A sovereign citizen, convicted of armed robbery and carjacking in a crime spree that “terrorized” New Jersey communities, was sentenced Thursday to 65 years in prison.

George Gaymon, who claimed the court had no authority over him because he was a sovereign citizen, was convicted by a jury in January on a 20-count indictment that included two carjackings and an armed robbery.

Essex County Superior Court Judge Martin G. Cronin said he handed down the consecutive sentences because he “wanted to deter others” from Gaymon’s unorthodox sovereign citizen legal tactics, the news site nj.com reported.

It is the latest in a string of cases nationwide involving antigovernment sovereign citizens who commit assorted crimes, then clog the criminal justice system with bogus legal moves, pretending their sovereignty immunizes them from prosecution under the state and federal laws.

That’s exactly the route Gaymon attempted when he fired his court-appointed public defender nine months before his trial and began filing his own sovereign citizen legal papers. 

In court, the 30-year-old defendant’s antics and outbursts before potential jurors got him ejected from the courtroom during the trial. The judge said the defendant’s inappropriate comments in front of potential jurors “basically tainted the entire jury panel.”

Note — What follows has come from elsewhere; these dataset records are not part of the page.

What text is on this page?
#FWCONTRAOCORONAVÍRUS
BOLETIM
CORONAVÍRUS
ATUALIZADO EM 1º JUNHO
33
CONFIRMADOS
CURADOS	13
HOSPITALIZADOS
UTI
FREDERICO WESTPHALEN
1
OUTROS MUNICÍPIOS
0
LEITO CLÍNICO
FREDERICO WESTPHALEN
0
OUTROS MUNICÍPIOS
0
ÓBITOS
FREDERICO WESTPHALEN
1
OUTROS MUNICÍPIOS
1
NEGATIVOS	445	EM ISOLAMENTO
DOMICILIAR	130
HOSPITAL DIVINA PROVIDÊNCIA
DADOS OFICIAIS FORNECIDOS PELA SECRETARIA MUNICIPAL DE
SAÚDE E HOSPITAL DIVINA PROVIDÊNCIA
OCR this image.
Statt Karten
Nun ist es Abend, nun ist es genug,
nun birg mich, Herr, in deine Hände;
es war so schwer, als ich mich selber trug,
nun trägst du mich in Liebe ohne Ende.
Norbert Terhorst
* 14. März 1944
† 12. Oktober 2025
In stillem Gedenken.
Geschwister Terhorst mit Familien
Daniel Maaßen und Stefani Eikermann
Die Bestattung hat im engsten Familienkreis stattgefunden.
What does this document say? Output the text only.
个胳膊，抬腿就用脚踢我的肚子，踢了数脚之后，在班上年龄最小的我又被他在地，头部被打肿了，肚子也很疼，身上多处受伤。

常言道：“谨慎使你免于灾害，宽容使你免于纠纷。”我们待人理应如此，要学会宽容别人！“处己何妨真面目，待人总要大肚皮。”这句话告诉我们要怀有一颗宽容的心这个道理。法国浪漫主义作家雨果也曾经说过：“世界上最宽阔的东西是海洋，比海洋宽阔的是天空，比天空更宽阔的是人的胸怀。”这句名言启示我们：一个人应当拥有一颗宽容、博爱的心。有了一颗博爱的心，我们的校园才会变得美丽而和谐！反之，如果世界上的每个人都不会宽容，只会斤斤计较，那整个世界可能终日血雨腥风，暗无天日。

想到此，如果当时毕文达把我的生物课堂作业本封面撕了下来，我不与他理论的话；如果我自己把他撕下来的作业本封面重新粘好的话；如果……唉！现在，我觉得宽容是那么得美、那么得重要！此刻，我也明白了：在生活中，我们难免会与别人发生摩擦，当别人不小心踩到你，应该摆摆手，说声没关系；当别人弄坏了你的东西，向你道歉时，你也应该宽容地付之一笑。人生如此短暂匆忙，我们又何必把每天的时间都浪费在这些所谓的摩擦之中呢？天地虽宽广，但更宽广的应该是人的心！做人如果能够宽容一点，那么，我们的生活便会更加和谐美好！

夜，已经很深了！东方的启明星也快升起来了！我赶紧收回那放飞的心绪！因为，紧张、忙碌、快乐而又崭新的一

The prosecutors who handled the case, William Neafsey and Joseph Perez, said Gaymon and his-conspirator, Mario McClain, “terrorized Essex County” in a series of carjackings and a robbery four years ago.

McClain struck a plea deal with prosecutors and is expected to get a lighter sentence in exchange. Gaymon must serve 51 years in prison before he’s eligible for parole.

The pair stole two vehicles and robbed a gas station before hijacking a third vehicle at gunpoint on March 24, 2014. Three days later, the two used one of their hijacked cars to carry out a fourth carjacking, stealing that driver’s wallet.

They then used the stolen credit cars to make purchases at multiple locations where video surveillance cameras led to their identification and arrest. The crimes occurred in in Orange, Newark and Irvington, New Jersey.